There was a huge bunch of them – though they float a fair distance from one another so you can only see one or two at a time.  Unfortunately one of them got a flipper looped around our fishing line.  Poor guy was struggling to try and get away, but the more he struggled the tighter the line got.  Had to have been painful.  Amazingly he didn’t break the line as we reeled him in to try to help him.  He was undamaged but very frightened and kept struggling to try to get away from us.  Both Dave and Melissa would have gone swimming to try and help him (by then we had stopped the boat).  But fortunately we were able to get the line unlooped from his flipper and the hook hadn’t imbedded itself – so he was able to swim free.  Whew.  Melissa then threatened never to go fishing again.  We caught 4 skip jacks yesterday – so if that’s all we are going to catch and we risk one of these beautiful creatures, then why bother?!

Here you can see the turtle fighting us as we reeled him in:

Later we spotted a pod of dolphins that were leaping out of the water, so we diverted to go take a look since dolphins like the sailboats.  They put on quite a show and Melissa was able to capture a bit of it on video.  Though the video doesn't do it justice.

And when the water was super calm, Melissa shot some video of Salty Dog underway that gives you a pretty good idea of what the trip was like much of the way:

A while later Dave went for a nap.  That put Melissa at the helm for the first time while sailing.  When Dave came up he was like “Thanks!  Great job!”  Melissa looks at him somewhat confused.  “Thanks for what?” “For sailing – the boat is configured perfectly.”  He meant that the sails were perfectly trimmed.  Melissa started laughing.  “I didn’t touch them.”  The wind and course were so perfect no adjustments were required during the entire two hours Dave had been asleep.

While Dave was sleeping Melissa did check the AIS (Automatic Identification System) for traffic.  She found two tankers coming up behind us.  Neither showed a near approach so she updated Salty Dog as to the current traffic (they don’t have AIS).  20 minutes later the wind started to die and the nearer tanker started showing a collision course – albeit 60 minutes out.  Melissa starts to debate when she should wake up Dave, when his head pops up in the cockpit.  She explains that because we’ve slowed down we are on a collision course with the tanker.  She radios Salty Dog and says it’s time to crank up the engines and get out of the way (she hadn’t wanted to fire up the engines while Dave was sleeping).  Meanwhile Dave radios the tanker to negotiate a passing.  The skipper’s English was pretty good.  Dave said he figured the tanker would overtake us on our Port, and their Starboard side.  The skipper agreed to this.  Dave emphasized that way the tanker didn’t have to change course.  Yep – got it the skipper said.  Well, a while later at sunset, Melissa took this picture which proves that his English wasn’t as good as we thought:

The night was quiet - though at 4am Dave made himself some eggs and afterwards his tooth came out!  What a saga - this is the second time his new tooth has fallen out.  First time was when he left Seattle for San Francisco in August when it totally cracked.  They had to remake the tooth and he was finally able to have it put back on in November.  So it sure isn't showing a history of staying cemented in place!  though hopefully this time its not cracked - just needs to be cemented back in place.  Ug.

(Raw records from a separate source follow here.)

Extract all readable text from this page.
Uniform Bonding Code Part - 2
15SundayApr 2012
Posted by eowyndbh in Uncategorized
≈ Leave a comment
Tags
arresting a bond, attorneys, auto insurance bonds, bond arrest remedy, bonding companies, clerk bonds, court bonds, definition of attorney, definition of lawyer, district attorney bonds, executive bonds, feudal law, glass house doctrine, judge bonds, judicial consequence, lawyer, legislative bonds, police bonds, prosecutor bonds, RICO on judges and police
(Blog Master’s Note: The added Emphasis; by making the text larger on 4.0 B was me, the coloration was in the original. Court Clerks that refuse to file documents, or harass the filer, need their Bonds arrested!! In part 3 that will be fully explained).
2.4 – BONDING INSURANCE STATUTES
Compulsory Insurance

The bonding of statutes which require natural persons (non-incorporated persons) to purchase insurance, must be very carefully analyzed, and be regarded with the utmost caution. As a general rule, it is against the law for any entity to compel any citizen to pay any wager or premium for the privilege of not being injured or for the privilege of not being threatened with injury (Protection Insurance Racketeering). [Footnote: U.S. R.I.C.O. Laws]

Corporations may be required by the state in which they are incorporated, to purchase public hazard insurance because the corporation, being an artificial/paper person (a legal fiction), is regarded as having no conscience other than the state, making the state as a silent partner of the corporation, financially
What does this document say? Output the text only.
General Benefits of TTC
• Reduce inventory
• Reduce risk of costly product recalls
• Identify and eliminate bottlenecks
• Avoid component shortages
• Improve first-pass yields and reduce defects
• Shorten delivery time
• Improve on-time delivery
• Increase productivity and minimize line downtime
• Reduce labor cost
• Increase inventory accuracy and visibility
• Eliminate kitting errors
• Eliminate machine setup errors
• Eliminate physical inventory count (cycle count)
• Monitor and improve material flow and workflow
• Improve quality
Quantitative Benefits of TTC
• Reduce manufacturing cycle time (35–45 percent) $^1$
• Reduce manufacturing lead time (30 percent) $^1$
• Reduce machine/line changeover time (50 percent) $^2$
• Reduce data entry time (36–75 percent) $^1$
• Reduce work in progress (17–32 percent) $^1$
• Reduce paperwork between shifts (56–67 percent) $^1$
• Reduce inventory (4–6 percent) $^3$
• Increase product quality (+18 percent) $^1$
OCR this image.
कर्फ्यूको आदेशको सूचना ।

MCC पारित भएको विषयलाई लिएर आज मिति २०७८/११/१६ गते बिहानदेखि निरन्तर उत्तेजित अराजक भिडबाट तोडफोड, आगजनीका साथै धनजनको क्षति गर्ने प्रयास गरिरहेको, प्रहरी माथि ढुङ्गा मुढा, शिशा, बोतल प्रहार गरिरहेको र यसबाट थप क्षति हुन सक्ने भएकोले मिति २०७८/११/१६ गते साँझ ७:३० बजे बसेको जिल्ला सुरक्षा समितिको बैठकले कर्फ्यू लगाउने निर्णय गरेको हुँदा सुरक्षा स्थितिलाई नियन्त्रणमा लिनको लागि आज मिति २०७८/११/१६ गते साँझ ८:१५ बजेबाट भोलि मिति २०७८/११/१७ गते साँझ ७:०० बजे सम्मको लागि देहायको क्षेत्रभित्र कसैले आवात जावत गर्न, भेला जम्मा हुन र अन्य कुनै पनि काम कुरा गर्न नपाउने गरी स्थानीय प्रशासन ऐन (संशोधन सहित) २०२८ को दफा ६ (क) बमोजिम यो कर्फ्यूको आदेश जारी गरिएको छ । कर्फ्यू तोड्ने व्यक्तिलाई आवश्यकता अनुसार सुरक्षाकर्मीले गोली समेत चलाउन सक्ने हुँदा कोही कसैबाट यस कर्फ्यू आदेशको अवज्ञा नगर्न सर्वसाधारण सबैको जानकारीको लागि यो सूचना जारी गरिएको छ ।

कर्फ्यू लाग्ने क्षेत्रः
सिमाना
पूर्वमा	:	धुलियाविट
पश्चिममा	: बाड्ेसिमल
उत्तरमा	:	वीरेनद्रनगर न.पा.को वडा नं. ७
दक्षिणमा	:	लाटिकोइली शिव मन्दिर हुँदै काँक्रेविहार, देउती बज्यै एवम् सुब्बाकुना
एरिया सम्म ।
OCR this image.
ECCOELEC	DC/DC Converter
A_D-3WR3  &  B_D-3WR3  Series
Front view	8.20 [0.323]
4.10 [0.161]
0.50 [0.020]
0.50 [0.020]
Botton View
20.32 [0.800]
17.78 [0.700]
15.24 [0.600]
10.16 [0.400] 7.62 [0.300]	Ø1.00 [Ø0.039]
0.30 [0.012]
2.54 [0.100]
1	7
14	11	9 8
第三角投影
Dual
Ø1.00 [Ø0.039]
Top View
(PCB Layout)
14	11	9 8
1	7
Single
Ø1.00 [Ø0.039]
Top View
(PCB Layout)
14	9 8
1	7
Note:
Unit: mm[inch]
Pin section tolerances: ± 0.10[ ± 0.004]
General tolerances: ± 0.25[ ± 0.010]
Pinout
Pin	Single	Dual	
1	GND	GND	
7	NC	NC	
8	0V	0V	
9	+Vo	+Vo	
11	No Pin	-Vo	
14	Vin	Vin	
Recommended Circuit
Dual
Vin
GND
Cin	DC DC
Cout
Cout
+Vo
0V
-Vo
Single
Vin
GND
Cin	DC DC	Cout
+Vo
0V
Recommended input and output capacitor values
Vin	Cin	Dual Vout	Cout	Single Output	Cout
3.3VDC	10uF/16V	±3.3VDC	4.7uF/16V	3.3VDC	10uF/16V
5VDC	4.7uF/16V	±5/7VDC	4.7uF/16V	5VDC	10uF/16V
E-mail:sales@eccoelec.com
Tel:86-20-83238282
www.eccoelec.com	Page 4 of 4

In the early morning we pulled into the first bay in Huatulco where we had planned to anchor.  But we didn't like what we saw - there just wasn't much room to anchor and the cruise ship dock was taking up most of the bay (and would be a circus when a cruise ship pulled in).  So we tried a second bay a little ways down, but it was really rolly from the ocean swell.  So off to the marina we went.  Third time is the charm this morning it seems.